# Can I Cut vinyl without a machine



## LOLDiLOL (Nov 13, 2010)

I was wondering can I just cut out my designs instead of using a machine to do it for me? 

Can I iron on vinyl?

can i use something like Cricut Decor Vinyl Adhesive, Peacock Blue?


----------



## jean518 (Sep 23, 2009)

Maybe if you are really good with an exacto knife. Don't know if you can get enough heat and pressure out of a household iron to get good permanent adhesion. Most vinyl temp start at 320 and go up from there. They have dwell times that range from 8 to 20 or so varying with the vinyl. Medium to heavy pressure is normally required. Since the heat surface of an iron is rather small, you would not be able to heat the whole surface at the same time. Depending on whether the vinyl is a hot or cold peel, you probably would just be asking for problems. 
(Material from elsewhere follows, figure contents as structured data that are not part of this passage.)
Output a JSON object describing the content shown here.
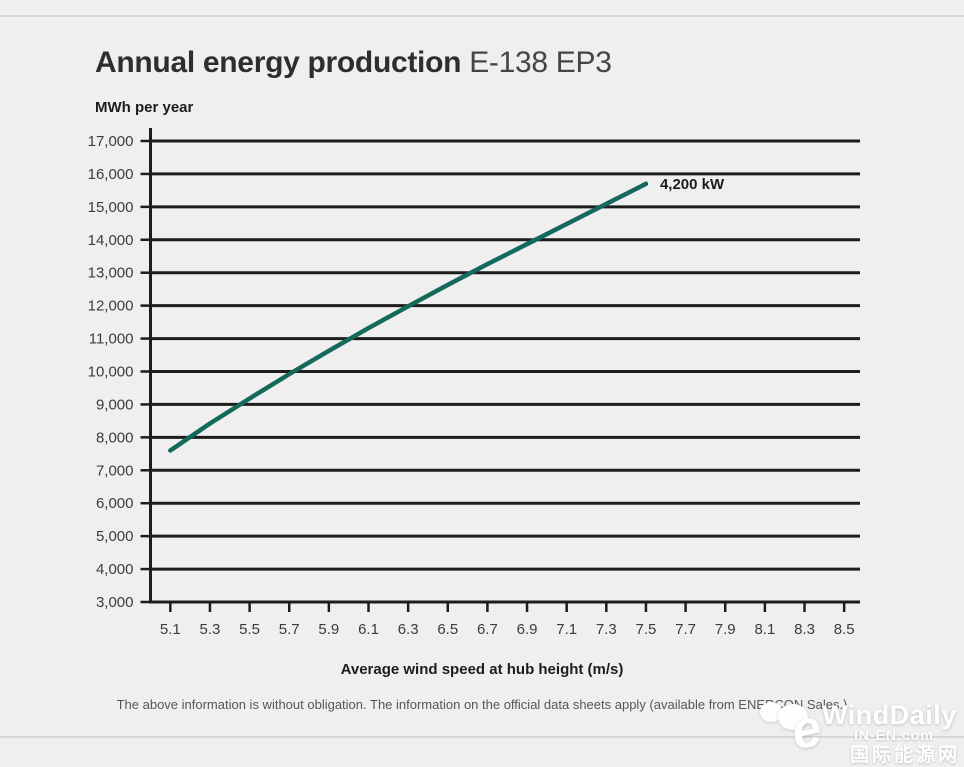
{
  "page": {
    "title_main": "Annual energy production",
    "title_model": "E-138 EP3",
    "footer": "The above information is without obligation. The information on the official data sheets apply (available from ENERCON Sales.)"
  },
  "chart_data": {
    "type": "line",
    "title": "Annual energy production E-138 EP3",
    "ylabel": "MWh per year",
    "xlabel": "Average wind speed at hub height (m/s)",
    "ylim": [
      3000,
      17000
    ],
    "xlim": [
      5.0,
      8.58
    ],
    "grid": true,
    "y_tick_values": [
      3000,
      4000,
      5000,
      6000,
      7000,
      8000,
      9000,
      10000,
      11000,
      12000,
      13000,
      14000,
      15000,
      16000,
      17000
    ],
    "y_tick_labels": [
      "3,000",
      "4,000",
      "5,000",
      "6,000",
      "7,000",
      "8,000",
      "9,000",
      "10,000",
      "11,000",
      "12,000",
      "13,000",
      "14,000",
      "15,000",
      "16,000",
      "17,000"
    ],
    "x_tick_values": [
      5.1,
      5.3,
      5.5,
      5.7,
      5.9,
      6.1,
      6.3,
      6.5,
      6.7,
      6.9,
      7.1,
      7.3,
      7.5,
      7.7,
      7.9,
      8.1,
      8.3,
      8.5
    ],
    "x_tick_labels": [
      "5.1",
      "5.3",
      "5.5",
      "5.7",
      "5.9",
      "6.1",
      "6.3",
      "6.5",
      "6.7",
      "6.9",
      "7.1",
      "7.3",
      "7.5",
      "7.7",
      "7.9",
      "8.1",
      "8.3",
      "8.5"
    ],
    "series": [
      {
        "name": "4,200 kW",
        "x": [
          5.1,
          5.3,
          5.5,
          5.7,
          5.9,
          6.1,
          6.3,
          6.5,
          6.7,
          6.9,
          7.1,
          7.3,
          7.5
        ],
        "values": [
          7600,
          8420,
          9180,
          9920,
          10630,
          11320,
          11980,
          12630,
          13260,
          13870,
          14480,
          15090,
          15700
        ],
        "color": "#14695a"
      }
    ],
    "annotation": "4,200 kW",
    "colors": {
      "grid": "#1d1d1b",
      "tick_label": "#3c3c3b",
      "annotation": "#1d1d1b"
    }
  },
  "watermark": {
    "brand": "WindDaily",
    "logo_e": "e",
    "site": "IN-EN.com",
    "site_cn": "国际能源网"
  }
}
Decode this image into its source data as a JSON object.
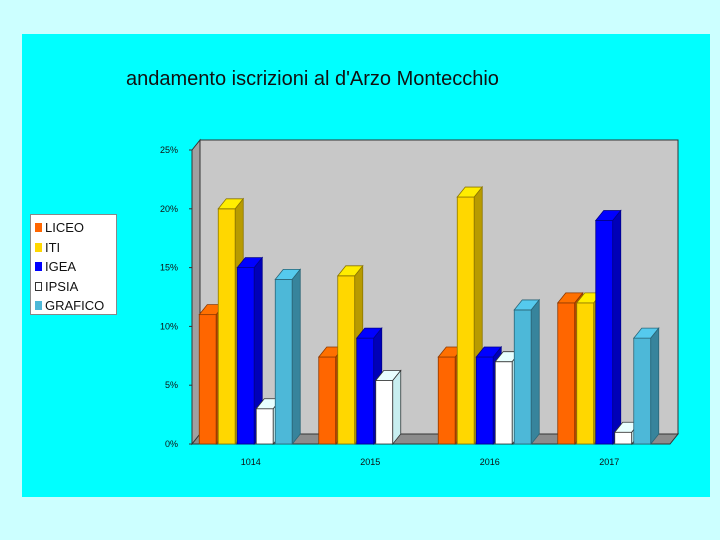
{
  "chart_data": {
    "type": "bar",
    "title": "andamento iscrizioni al d'Arzo Montecchio",
    "categories": [
      "1014",
      "2015",
      "2016",
      "2017"
    ],
    "series": [
      {
        "name": "LICEO",
        "values": [
          11,
          7.4,
          7.4,
          12
        ],
        "color": "#ff6600"
      },
      {
        "name": "ITI",
        "values": [
          20,
          14.3,
          21,
          12
        ],
        "color": "#ffd700"
      },
      {
        "name": "IGEA",
        "values": [
          15,
          9,
          7.4,
          19
        ],
        "color": "#0000ff"
      },
      {
        "name": "IPSIA",
        "values": [
          3,
          5.4,
          7,
          1
        ],
        "color": "#ffffff"
      },
      {
        "name": "GRAFICO",
        "values": [
          14,
          0,
          11.4,
          9
        ],
        "color": "#4db8d8"
      }
    ],
    "y_ticks": [
      "0%",
      "5%",
      "10%",
      "15%",
      "20%",
      "25%"
    ],
    "ylim": [
      0,
      25
    ],
    "legend_position": "left",
    "grid": false,
    "style": "3d-bar"
  }
}
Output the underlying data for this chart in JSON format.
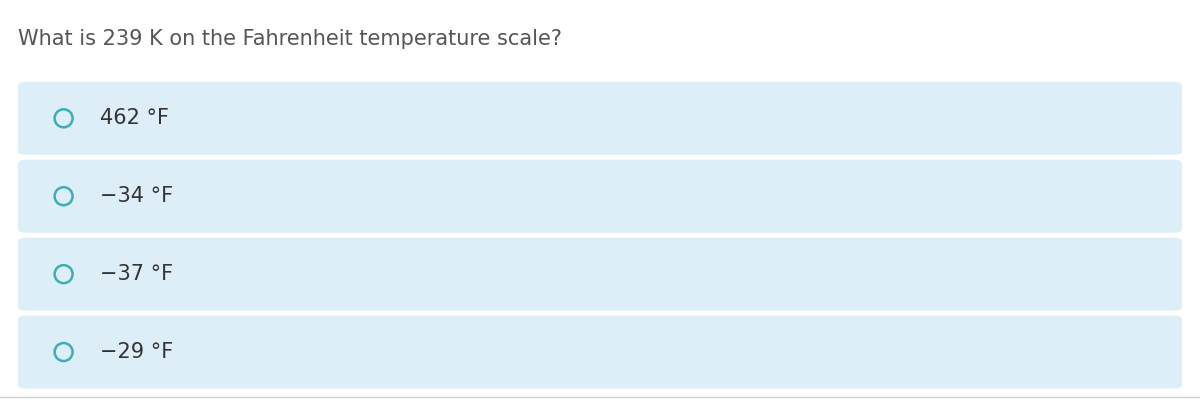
{
  "question": "What is 239 K on the Fahrenheit temperature scale?",
  "options": [
    "462 °F",
    "−34 °F",
    "−37 °F",
    "−29 °F"
  ],
  "bg_color": "#ffffff",
  "option_bg_color": "#ddeef8",
  "question_color": "#555555",
  "option_text_color": "#333333",
  "circle_edge_color": "#3ab0b0",
  "circle_face_color": "#ddeef8",
  "bottom_bar_color": "#d0d0d0",
  "question_fontsize": 15,
  "option_fontsize": 15,
  "fig_width": 12.0,
  "fig_height": 4.09
}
While it may be possible to do what you asked, it is not plausible.


----------



## FatKat Printz (Dec 26, 2008)

LOLDiLOL said:


> I was wondering can I just cut out my designs instead of using a machine to do it for me?
> 
> Can I iron on vinyl?
> 
> can i use something like Cricut Decor Vinyl Adhesive, Peacock Blue?


Do you have a Cricut??


----------



## LOLDiLOL (Nov 13, 2010)

no i do not


----------



## FatKat Printz (Dec 26, 2008)

Ok, that type of (cricut) vinyl will not work on t-shirts you need heat press vinyl. 
Some have instructions to use an iron.. 

from your other posts.. can you tell us a little bit what you are trying to maybe we can help with a more economical way for you move ahead??


----------



## Nick Horvath (Feb 26, 2010)

I would definately agree. We do not recommend using a household iron to heat apply vinyl either.

There are inexpensive cutters available as well as inexpensive heat seal machines.

Check the preferred vendors area and see if something fits your prince range.


----------